In an interview following a recent public meeting, McIsaac noted the Municipality of Powassan understands the need for the protection of source water, however, he said Trout Creek should not be singled out – especially when there is no evidence to back up the designation.
Due to changes in Ontario’s Building Code put into effect last year, 242 septic systems located in Trout Creek are subject to mandatory re-inspection, as they have been designated as significant threats to source drinking water.
“We have a community that had their individual household wells converted from dug to drilled in the early 80s through a provincial program to avoid the risks that the Source Water Protection committee is suggesting exist,” he said. “These changes will result in additional septic installation costs for phosphate and tertiary removal and the requirement to inspect septic systems in Trout Creek every five years…. This is not what the Municipality of Powassan was told they were getting into in 2008 when the council of the day agreed to do a well cluster study.”
McIsaac held a meeting on March 14 at the Trout Creek seniors centre to discuss the implications of the Source Water Protection committee’s draft policy on those properties indicated as significant threats, specifically those included in Trout Creek’s well cluster.
“The meeting had a very good turnout with over 70 people taking the time to come out and listen to my presentation,” said McIsaac. “There was a very good question and answer session for almost an hour. The biggest concern is the lack information coming from both the municipality and the SWP committee.”
McIsaac said council is in the initial stages of developing a policy, as well as dialogue with the province. He said council has also submitted a response to the Source Water Protection committee’s draft policy within the requested ten-day deadline.
“Hopefully council will be able to reverse the decision to include Trout Creek in the policy,” he said. “Simply put, the criteria used to identify an area as a significant risk for source water protection, do not exist in Trout Creek.
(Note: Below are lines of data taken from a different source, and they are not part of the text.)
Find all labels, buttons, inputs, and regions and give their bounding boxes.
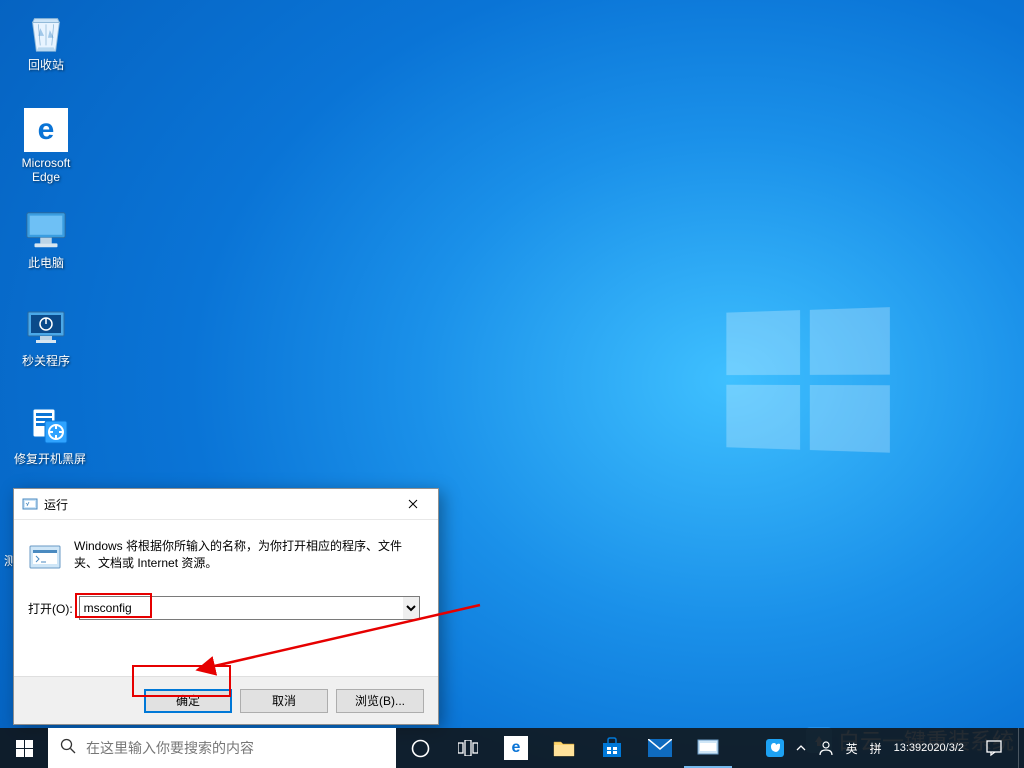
run-dialog-icon (28, 540, 62, 574)
taskbar-app-run[interactable] (684, 728, 732, 768)
run-taskbar-icon (697, 738, 719, 756)
wallpaper-windows-logo (726, 307, 890, 453)
tray-time: 13:39 (894, 742, 922, 755)
task-view-icon (458, 740, 478, 756)
taskbar-app-store[interactable] (588, 728, 636, 768)
taskbar-app-mail[interactable] (636, 728, 684, 768)
dialog-titlebar[interactable]: 运行 (14, 489, 438, 520)
desktop-icon-edge[interactable]: e Microsoft Edge (8, 106, 84, 184)
taskbar-app-explorer[interactable] (540, 728, 588, 768)
tray-ime-mode[interactable]: 拼 (864, 728, 888, 768)
repair-icon (26, 402, 74, 450)
cancel-button[interactable]: 取消 (240, 689, 328, 713)
desktop-icon-label: 秒关程序 (8, 354, 84, 368)
cortana-button[interactable] (396, 728, 444, 768)
close-icon (408, 499, 418, 509)
search-placeholder: 在这里输入你要搜索的内容 (86, 738, 254, 758)
desktop-icon-label: 回收站 (8, 58, 84, 72)
desktop-icon-recycle-bin[interactable]: 回收站 (8, 8, 84, 72)
tray-tweetdeck[interactable] (760, 728, 790, 768)
desktop-icon-label: 此电脑 (8, 256, 84, 270)
tray-date: 2020/3/2 (921, 742, 964, 755)
run-app-icon (22, 496, 38, 512)
close-button[interactable] (390, 489, 436, 519)
tray-ime-lang[interactable]: 英 (840, 728, 864, 768)
open-input[interactable] (80, 597, 403, 619)
browse-button[interactable]: 浏览(B)... (336, 689, 424, 713)
desktop-icon-repair[interactable]: 修复开机黑屏 (8, 402, 92, 466)
desktop-icon-label: Microsoft Edge (8, 156, 84, 184)
dialog-title: 运行 (44, 496, 390, 513)
desktop-icon-shutdown[interactable]: 秒关程序 (8, 304, 84, 368)
taskbar: 在这里输入你要搜索的内容 e (0, 728, 1024, 768)
people-icon (818, 740, 834, 756)
desktop-icon-this-pc[interactable]: 此电脑 (8, 206, 84, 270)
shutdown-monitor-icon (22, 304, 70, 352)
monitor-icon (22, 206, 70, 254)
chevron-up-icon (796, 743, 806, 753)
tray-overflow[interactable] (790, 728, 812, 768)
open-label: 打开(O): (28, 600, 73, 617)
task-view-button[interactable] (444, 728, 492, 768)
edge-icon: e (504, 736, 528, 760)
notification-icon (985, 739, 1003, 757)
show-desktop-button[interactable] (1018, 728, 1024, 768)
folder-icon (553, 739, 575, 757)
tray-clock[interactable]: 13:39 2020/3/2 (888, 728, 970, 768)
taskbar-app-edge[interactable]: e (492, 728, 540, 768)
ok-button[interactable]: 确定 (144, 689, 232, 713)
recycle-bin-icon (22, 8, 70, 56)
bird-icon (766, 739, 784, 757)
tray-people[interactable] (812, 728, 840, 768)
action-center-button[interactable] (970, 728, 1018, 768)
desktop-icon-label: 修复开机黑屏 (8, 452, 92, 466)
run-dialog: 运行 Windows 将根据你所输入的名称，为你打开相应的程序、文件夹、文档或 … (13, 488, 439, 725)
search-icon (60, 738, 76, 759)
start-button[interactable] (0, 728, 48, 768)
mail-icon (648, 739, 672, 757)
store-icon (601, 737, 623, 759)
cortana-icon (411, 739, 430, 758)
system-tray: 英 拼 13:39 2020/3/2 (760, 728, 1024, 768)
taskbar-search[interactable]: 在这里输入你要搜索的内容 (48, 728, 396, 768)
windows-logo-icon (16, 740, 33, 757)
dialog-description: Windows 将根据你所输入的名称，为你打开相应的程序、文件夹、文档或 Int… (74, 538, 420, 574)
edge-icon: e (22, 106, 70, 154)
It will be very difficult for anyone to justify this designation.”
McIsaac said he and Coun. Gerry Giesler are in the process of setting up a meeting with the North Bay-Mattawa Conservation Authority to further discuss the draft policy and its implications.
“After this (meeting) we will be attempting to meet with the Minister of the Environment,” he added.
During the recent Ontario Good Roads Association meeting, members of council were given the opportunity to speak to the Minister of Municipal Affairs and Housing regarding the changes to the building code. Following the meeting, McIsaac said he felt optimistic of the outcome. He also noted multiple municipalities spoke to similar issues during the meeting.
He said to date he hasn’t received a response from the ministry regarding the removal of Trout Creek as a significant threat.